Vaincre la dépression : le combat du chrétien

Des humeurs de dépression s’emparent parfois subitement de nous. Aussi joyeux que nous soyons, nous devons à l’occasion être abattus. Les vigoureux ne sont pas toujours forts, les sages ne sont pas toujours prêts, les braves ne sont pas toujours courageux, et les optimistes ne sont pas toujours de bonne humeur.

Il peut y avoir ici et là des hommes de fer, en qui l’usure et la déchirure semblent imperceptibles, mais même ceux‑là sont rongés par la rouille ; et, comme il le fait pour les hommes ordinaires, le Seigneur sait, et il leur fait savoir, qu’ils ne sont que poussière.

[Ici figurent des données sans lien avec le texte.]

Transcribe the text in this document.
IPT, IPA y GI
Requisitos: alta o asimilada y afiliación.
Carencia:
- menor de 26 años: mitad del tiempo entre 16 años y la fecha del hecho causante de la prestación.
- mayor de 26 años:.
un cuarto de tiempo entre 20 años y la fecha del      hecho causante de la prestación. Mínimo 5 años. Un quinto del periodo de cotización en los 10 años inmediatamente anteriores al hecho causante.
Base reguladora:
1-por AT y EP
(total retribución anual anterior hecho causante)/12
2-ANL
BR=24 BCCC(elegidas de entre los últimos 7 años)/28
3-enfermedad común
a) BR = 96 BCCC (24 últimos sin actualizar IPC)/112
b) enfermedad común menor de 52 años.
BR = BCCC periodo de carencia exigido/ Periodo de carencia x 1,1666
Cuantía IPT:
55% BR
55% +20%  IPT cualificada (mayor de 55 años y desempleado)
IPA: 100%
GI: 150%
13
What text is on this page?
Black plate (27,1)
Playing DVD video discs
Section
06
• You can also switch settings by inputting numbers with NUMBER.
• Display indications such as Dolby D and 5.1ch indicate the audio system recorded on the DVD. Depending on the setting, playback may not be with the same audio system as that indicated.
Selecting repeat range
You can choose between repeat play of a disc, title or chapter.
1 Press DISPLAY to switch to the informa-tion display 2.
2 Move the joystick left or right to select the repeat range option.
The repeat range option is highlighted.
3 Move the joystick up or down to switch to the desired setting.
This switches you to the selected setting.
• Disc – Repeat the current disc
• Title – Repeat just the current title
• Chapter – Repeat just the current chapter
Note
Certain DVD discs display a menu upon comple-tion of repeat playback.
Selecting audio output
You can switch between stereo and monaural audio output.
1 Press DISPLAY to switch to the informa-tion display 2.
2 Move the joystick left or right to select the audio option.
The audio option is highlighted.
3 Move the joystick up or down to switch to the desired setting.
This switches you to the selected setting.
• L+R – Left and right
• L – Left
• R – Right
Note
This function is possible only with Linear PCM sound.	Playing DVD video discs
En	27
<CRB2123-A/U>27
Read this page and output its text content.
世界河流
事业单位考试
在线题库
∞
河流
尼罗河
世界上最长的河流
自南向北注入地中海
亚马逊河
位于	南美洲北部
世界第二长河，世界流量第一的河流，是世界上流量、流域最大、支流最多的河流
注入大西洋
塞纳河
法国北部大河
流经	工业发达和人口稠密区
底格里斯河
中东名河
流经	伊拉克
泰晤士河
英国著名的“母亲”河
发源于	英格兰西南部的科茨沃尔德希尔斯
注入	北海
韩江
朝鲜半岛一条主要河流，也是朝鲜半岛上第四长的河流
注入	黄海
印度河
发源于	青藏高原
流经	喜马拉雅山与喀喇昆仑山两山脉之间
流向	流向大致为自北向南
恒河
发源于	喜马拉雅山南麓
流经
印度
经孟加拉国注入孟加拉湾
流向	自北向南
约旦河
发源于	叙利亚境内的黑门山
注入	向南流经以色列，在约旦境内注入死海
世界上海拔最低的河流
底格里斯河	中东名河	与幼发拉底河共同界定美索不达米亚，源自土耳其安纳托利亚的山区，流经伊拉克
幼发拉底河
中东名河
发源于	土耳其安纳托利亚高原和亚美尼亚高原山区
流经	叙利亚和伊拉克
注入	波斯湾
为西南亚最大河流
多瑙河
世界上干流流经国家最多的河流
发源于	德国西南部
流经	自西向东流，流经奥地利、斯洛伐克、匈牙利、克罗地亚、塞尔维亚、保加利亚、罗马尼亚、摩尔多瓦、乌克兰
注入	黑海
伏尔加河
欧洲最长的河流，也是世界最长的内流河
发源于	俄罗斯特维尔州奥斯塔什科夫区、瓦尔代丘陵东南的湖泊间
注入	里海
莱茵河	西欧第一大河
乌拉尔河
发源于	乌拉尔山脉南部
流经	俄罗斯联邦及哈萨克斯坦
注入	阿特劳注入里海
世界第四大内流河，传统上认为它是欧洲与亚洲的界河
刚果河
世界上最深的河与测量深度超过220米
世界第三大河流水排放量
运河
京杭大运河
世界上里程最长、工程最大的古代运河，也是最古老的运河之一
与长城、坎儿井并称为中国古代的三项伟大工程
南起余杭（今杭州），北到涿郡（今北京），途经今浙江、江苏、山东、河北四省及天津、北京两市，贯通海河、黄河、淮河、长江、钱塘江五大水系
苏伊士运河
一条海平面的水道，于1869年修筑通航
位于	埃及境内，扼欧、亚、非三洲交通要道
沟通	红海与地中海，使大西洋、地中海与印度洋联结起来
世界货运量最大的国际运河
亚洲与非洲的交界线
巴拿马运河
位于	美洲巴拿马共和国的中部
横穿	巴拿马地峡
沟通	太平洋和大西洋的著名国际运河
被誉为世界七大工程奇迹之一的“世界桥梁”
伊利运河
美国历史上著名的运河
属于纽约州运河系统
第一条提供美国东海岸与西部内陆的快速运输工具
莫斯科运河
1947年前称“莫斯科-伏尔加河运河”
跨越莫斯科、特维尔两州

Sachant par expérience douloureuse ce qu’est la plus profonde dépression de l’esprit, puisque j’en ai été visité à des saisons nombreuses et peu espacées, j’ai pensé qu’il pourrait être encourageant pour certains de mes frères si je partageais ma pensée à ce sujet, afin que les jeunes hommes ne s’imaginent pas qu’une chose étrange s’est passée en eux quand ils deviennent pour un temps embourbés dans la mélancolie ; et afin que les hommes tristes sachent que celui sur lequel le soleil de justice a brillé joyeusement ne marche pas toujours dans la lumière. (1)

 

 

1- La dépression de l’âme est une profonde tristesse

Le Psaume 42 versets 1 et 2 dit : « Comme une biche soupire après des courants d’eau, ainsi mon âme soupire après toi, ô Dieu! Mon âme a soif de Dieu, du Dieu vivant… » Ces paroles ne sont pas celle d’un cœur heureux, mais d’un cœur déprimé. Le reste du psaume nous démontre qu’il s’agit d’un cri de détresse et d’un désir de quitter le royaume terrestre pour entrer dans le royaume céleste de Dieu. « Quand irai-je et paraîtrai-je devant la face de Dieu? Mes larmes sont ma nourriture jour et nuit, pendant qu’on me dit sans cesse : Où est ton Dieu? »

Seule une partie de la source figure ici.